Abdul Aziz Alkhayer, a member of the National Coordination Body for Democratic Change who was released in 2006 after 14 years in prison, said, “We have paid a huge price for fighting the dictatorship, have spent years in jail for this.”
But, he said, “weapons just kill people, destroy things. They cannot build anything.”
The opposition leaders signed their “Rome Appeal,” calling for a negotiated end to Assad’s rule and the beginning of a transition to “a Syria that is democratic, civil and safe for all, without fear and without oppression.”
In addition to insisting on the retreat of government forces, they asked “our fellow citizens in the (opposition) Free Syrian Army and all those bearing arms, to participate in a political process to establish a peaceful, secure and democratic Syria.”
Also July 26, the Catholic bishops of Syria held an abbreviated summer meeting in Aleppo, which had been the scene of fierce fighting.
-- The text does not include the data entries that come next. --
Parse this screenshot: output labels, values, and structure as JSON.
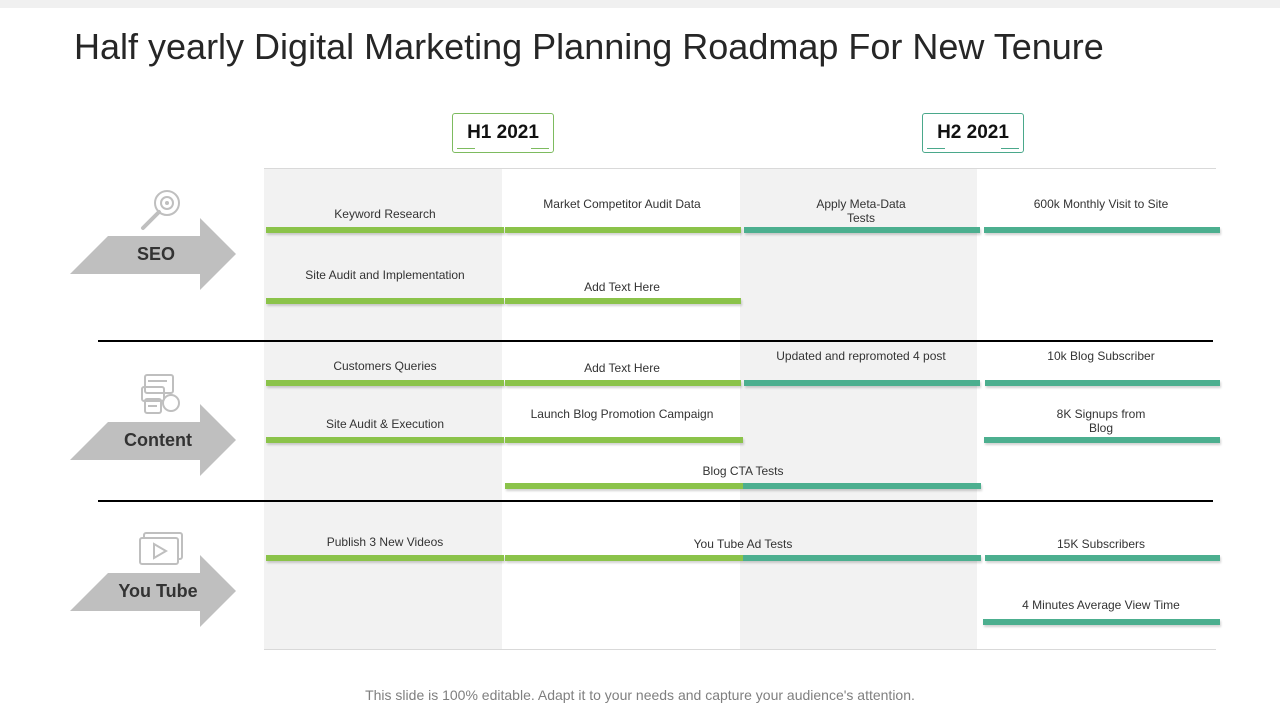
{
  "title": "Half yearly Digital Marketing Planning Roadmap For New Tenure",
  "halves": [
    {
      "label": "H1 2021"
    },
    {
      "label": "H2 2021"
    }
  ],
  "rows": [
    {
      "label": "SEO",
      "icon": "magnifier-gear-icon"
    },
    {
      "label": "Content",
      "icon": "content-documents-icon"
    },
    {
      "label": "You Tube",
      "icon": "video-player-icon"
    }
  ],
  "tasks": {
    "seo_keyword": "Keyword Research",
    "seo_competitor": "Market Competitor Audit Data",
    "seo_meta": "Apply Meta-Data\nTests",
    "seo_visit": "600k Monthly Visit to Site",
    "seo_site_audit": "Site Audit and Implementation",
    "seo_add_text": "Add Text Here",
    "content_queries": "Customers Queries",
    "content_add_text": "Add Text Here",
    "content_updated": "Updated and repromoted 4 post",
    "content_blog_sub": "10k Blog Subscriber",
    "content_site_audit": "Site Audit & Execution",
    "content_launch": "Launch Blog Promotion Campaign",
    "content_signups": "8K Signups from\nBlog",
    "content_cta": "Blog CTA Tests",
    "yt_publish": "Publish 3 New Videos",
    "yt_ad_tests": "You Tube Ad Tests",
    "yt_subscribers": "15K Subscribers",
    "yt_view_time": "4 Minutes Average View Time"
  },
  "colors": {
    "h1": "#8bc34a",
    "h2": "#4caf8f",
    "shade": "#f2f2f2",
    "arrow": "#bfbfbf"
  },
  "footer": "This slide is 100% editable. Adapt it to your needs and capture your audience's attention."
}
“In Aleppo, the situation is very tense, but right now there are not problems for the Christians. There are fears that the situation could worsen and that the militants could penetrate the Christian quarters, but that has not happened,” Melkite Archbishop Jean-Clement Jeanbart of Aleppo told Fides, the Vatican’s missionary news agency.
“If the West wants to help the Syrian people,” he said, “support and pressure for dialogue.”
He said the bishops decided to invite representatives of all the Christian communities in the country to gather July 28. “We will pray together for peace in Syria and discuss urgent questions such as protecting Christians and providing humanitarian aid to all who suffer.”
Syrian Christians, he said, are afraid of “losing what we have obtained over the past 70 years: a non-confessional culture, a pluralism that is a very precious (and) good. We want to live in our country with full rights and obligations. We are afraid that if a fundamentalist or Islamic theocratic government is installed, we will lose the freedom to witness our faith, religious liberty and the freedom of expression, which are indispensable for citizens of a country that guarantees the rights of all.”